Certain communities in the US have a history of being left behind by new, groundbreaking technologies. In certain, primarily rural, areas, consumers still need high-speed and reliable internet. While the tech industry continues to redefine what is possible, some communities manage to succeed with technology that is a decade behind the curve.
While advanced mobility and autonomous vehicle technology has expanded most significantly in traditional early-adopting areas like San Francisco, many industries have already seen the value of AV tech’s expansion nationally. For instance, autonomous trucks are changing the shape of the trucking industry and causing stakeholders to completely rethink current models.
However, some states, by virtue of their geographic location and economic background, have yet to see autonomous technology introduced in their own backyards. Arkansas Governor Asa Hutchinson and Oklahoma Governor Kevin Stitt refuse to let their communities be left behind in the autonomous vehicle revolution.
In August, the two states announced an agreement to partner on transforming their region into a hub for advanced mobility. Through this partnership, Arkansas and Oklahoma hope to enhance capabilities and reinforce developments.
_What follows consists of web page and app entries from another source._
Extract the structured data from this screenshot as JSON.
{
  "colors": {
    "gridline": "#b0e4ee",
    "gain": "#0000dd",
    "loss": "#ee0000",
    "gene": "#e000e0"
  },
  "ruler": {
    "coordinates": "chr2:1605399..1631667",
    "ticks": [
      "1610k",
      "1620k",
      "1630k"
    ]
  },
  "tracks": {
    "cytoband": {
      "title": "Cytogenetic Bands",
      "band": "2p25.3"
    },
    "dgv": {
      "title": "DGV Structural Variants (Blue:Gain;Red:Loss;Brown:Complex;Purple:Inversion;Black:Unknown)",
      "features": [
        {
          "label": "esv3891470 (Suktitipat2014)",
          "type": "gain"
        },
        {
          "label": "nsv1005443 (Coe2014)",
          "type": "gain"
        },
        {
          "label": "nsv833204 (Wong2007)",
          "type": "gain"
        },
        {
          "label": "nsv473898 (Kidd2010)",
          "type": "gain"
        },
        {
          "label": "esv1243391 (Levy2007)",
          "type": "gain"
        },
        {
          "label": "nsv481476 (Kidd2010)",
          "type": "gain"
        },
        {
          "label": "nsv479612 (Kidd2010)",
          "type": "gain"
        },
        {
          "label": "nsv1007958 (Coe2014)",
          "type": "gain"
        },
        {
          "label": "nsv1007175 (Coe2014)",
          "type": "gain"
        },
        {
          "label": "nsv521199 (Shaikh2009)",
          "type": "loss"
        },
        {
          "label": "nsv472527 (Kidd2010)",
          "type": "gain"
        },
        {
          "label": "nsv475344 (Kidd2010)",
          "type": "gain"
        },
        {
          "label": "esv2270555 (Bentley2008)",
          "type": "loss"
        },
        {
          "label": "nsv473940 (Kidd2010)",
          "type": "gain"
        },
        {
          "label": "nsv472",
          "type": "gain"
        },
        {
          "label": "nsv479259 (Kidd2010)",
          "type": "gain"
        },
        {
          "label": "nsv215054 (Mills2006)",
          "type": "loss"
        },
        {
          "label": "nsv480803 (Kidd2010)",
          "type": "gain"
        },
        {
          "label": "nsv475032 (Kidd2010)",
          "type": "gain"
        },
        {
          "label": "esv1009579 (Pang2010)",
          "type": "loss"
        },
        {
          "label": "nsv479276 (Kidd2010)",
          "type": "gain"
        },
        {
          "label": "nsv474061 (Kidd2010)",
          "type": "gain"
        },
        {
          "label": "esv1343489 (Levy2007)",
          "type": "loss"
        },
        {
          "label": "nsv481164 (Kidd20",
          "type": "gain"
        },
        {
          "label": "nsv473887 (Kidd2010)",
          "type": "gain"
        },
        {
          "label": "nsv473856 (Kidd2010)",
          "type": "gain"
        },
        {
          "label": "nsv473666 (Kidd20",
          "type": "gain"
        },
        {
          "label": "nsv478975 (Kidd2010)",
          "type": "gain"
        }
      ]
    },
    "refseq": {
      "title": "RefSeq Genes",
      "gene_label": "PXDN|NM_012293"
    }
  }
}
Previously, Arkansas has seen investment from Walmart into AV technologies that can handle last-mile delivery between storage and the marketplace. And in July, the University of Arkansas received a planning grant from the Walton Family Charitable Support Foundation to support its work on smart-mobility concerns. The university plans to focus on next-generation vehicles, including AVs, unmanned aerial mobility and artificial intelligence for smart mobility. Along with the Arkansas Council on Future Mobility, researchers and stakeholders hope this work will help propel the state to the forefront of innovation.
Nor will these developments be made in a vacuum. Oklahoma State University is hoping to help augment this work through the Helmerich Research Center, located on its Tulsa campus. There, the OSU College of Engineering, Architecture and Technology focuses its research on materials essential to advanced mobility technologies, and vital to the country’s security and supply chains.
This partnership, however, goes beyond educational institutions. Both states have also committed to coordinating economic development efforts through the Arkansas Council on Future Mobility and the Oklahoma Aerospace, Autonomous Systems and Defense Council. Together, Arkansas and Oklahoma are refusing to let AV technology pass them by and are working together to ensure their region takes advantage of new developments in this space.
Arkansas and Oklahoma are not alone in this endeavor. Autonomous vehicle and advanced mobility technology is continuing to mature and expand far beyond the areas where it first took root.
In South Carolina, Pittsburgh-based autonomous driving technology company Argo AI is partnering with Greenville’s International Transportation Innovation Center to launch operations at the South Carolina Technology & Aviation Center (SCTAC). Here, Argo AI can operate its vehicles at highway speeds. To the north, North Carolina State University researchers have created a new computational approach by which autonomous vehicles break down complex problems into sub-problems that are shared among different cores in the same computing system. Researchers believe this will allow AVs to navigate tricky situations without losing complexity.
Some might have assumed that the advancement of AV technology would be limited to areas traditionally known for early adoption. While San Francisco, Silicon Valley, Pittsburgh, Phoenix and Boston may have helped the technology find its legs, it can now assist every town and community as we move toward an autonomous future.